OKNUM
Oknum adalah orang atau anasir (dengan arti yang kurang baik).
Oknum yang bertindak sewenang-wenang itu sudah ditahan.
Oknum mengacu pada seseorang yang terikat dengan suatu institusi tertentu dan melakukan suatu tindak kejahatan atau perbuatan buruk lainnya, dengan mengatasnamakan dirinya sendiri.
Dewan Pers pada 2013, disebutkan bahwa persoalan yang menyangkut perilaku penegak hukum yang tidak terpuji biasanya melibatkan kata oknum.
Bahwa oknum tampak memiliki makna yang cenderung negatif. terlebih lagi, judul-judul berita tersebut, semuanya menunjukkan tindakan yang tidak baik yang dilakukan oleh seseorang, mulai dari penganiayaan sampai pencorengan nama baik suatu institusi.
Kata oknum biasanya diikuti dengan kata yang mengacu pada lembaga tertentu, misalnya oknum kepolisian, oknum TNI, oknum PNS, dan sebagainya (menyebutnya instansi/ institusi tertentu).
Dengan kata lain, penggunaan kata oknum bertujuan untuk memisahkan diri pribadi seseorang dari suatu lembaga atau institusi tempat dia bekerja atau terdaftar.
Penggunaan kata oknum tidak mengubah fakta bahwa pelaku suatu tindakan tidak terpuji atau bahkan kejahatan memang benar adalah bagian dari institusi terkait.
Bahwa kata oknum digunakan untuk memisahkan persoalan sistemik dengan persoalan personal. Artinya, jika ada seseorang yang berafiliasi dengan institusi tertentu, maka bukan institusinya yang salah, melainkan pribadi seseorang yang melakukan tindak kejahatan yang salah.
Namun yang jadi masalah, penggunaan kata oknum untuk mengacu pada personal lebih banyak mengacu pada lembaga atau instansi tertentu. Hampir tidak pernah terdengar bahwa kata oknum melekat pada lembaga atau institusi lain seperti misalnya, oknum nelayan, oknum buruh, oknum pedagang, oknum dokter, oknum seniman, atau oknum artis.
Padahal, ketika muncul berita artis yang tertangkap narkoba, secara sadar banyak orang sudah tahu bahwa tidak semua artis menggunakan narkoba. Namun dalam judul berita, tidak pernah muncul penggunaan kata oknum.

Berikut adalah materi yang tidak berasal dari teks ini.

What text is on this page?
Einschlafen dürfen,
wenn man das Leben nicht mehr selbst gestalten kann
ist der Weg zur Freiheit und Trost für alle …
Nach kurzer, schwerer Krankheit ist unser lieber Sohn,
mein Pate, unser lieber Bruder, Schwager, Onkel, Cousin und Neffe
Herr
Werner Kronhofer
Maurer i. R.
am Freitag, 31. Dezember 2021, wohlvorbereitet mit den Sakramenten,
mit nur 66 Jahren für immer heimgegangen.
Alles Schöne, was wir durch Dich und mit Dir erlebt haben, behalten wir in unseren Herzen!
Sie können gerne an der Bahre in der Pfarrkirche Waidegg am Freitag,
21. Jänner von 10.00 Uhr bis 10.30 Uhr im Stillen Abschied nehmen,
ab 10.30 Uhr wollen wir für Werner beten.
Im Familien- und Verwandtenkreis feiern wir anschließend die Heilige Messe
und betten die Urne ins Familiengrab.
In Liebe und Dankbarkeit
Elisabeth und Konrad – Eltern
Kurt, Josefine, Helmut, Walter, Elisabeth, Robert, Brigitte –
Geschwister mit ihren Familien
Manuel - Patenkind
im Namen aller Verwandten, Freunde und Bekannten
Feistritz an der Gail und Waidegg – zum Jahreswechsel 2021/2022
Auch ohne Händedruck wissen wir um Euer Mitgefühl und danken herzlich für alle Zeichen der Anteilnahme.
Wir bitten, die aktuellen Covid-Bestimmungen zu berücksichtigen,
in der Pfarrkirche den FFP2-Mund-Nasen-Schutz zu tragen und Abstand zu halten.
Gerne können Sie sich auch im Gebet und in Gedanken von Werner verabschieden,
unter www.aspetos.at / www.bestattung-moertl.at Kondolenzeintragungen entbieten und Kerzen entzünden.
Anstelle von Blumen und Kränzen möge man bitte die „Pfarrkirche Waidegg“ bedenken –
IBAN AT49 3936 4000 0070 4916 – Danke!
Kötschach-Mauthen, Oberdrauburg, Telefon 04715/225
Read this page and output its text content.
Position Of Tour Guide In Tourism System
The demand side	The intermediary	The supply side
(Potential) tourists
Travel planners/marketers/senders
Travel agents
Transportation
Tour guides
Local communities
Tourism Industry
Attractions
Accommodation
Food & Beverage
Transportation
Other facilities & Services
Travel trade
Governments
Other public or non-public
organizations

Hal ini menunjukkan perwujudan dari adanya politik bahasa. Dalam artikel Politik Bahasa dan Bahasa Politik, Mudjia Raharjo mengungkapkan bahwa politik dan bahasa seperti dua bidang yang terpisah dan sama sekali tidak ada keterkaitan. Padahal, keduanya dapat dilihat dalam dua macam hubungan :
1. Hubungan koordinatif, di mana politik dan bahasa berinteraksi, saling memengaruhi, dan tarik menarik secara setara.
2. Hubungan subordinatif, di mana salah satu menjadi subjek dan lainnya menjadi objek.
Pada satu pihak bahasa dapat dijadikan agenda, kebijakan, dan sasaran kajian politik, sehingga politik menjadi subjek dan bahasa menjadi objek. Dalam kasus penggunaan kata oknum, bahasa menduduki posisi objek yang digunakan mencapai suatu agenda tertentu, seperti melindungi citra dari sititusi atau lembaga terkait.
Dalam artikel yang sama pun, Mudjia Raharjo pung mengatakan bahwa bahasa bukan sekadar sebagai alat komunikasi antara individu satu dengan lainnya, antara masyarakat satu denganlainnya. Lebih dari itu, bahasa sering dimanfaatkan sebagai alat untuk menunjukkan adanya kekuatan-kekuatan tertentu, baik oleh perseorangan, masyarakat, organisasi kemasyarakatan, pemegang kekuasaan, dan sebagainya.
Kata oknum berasal dari bahasa Arab (ʾuqnūm) artinya adalah individu atau orang. Ia menjelaskan kata oknum yang terekam oleh Kamus Besar Bahasa Indonesia (KBBI) memiliki 3 (tiga) arti yaitu :
1. Oknum digunakan dalam agama Katolik yang artinya pribadi.
2. Sementara arti kedua yaitu seorang atau seseorang.
3. Orang dengan arti yang kurang baik.
Maksud dari arti ketiga ini adalah seseorang yang berada pada suatu organisasi besar, tetapi melakukan suatu perbuatan yang melanggar nilai organisasi tersebut.
Oknum ini itu digunakan sebagai orang yang keluar (melanggar), jadi itu bagian dari suatu organisasi besar tetapi dia itu melakukan suatu perbuatan yang tidak sesuai dengan nilai organisasi.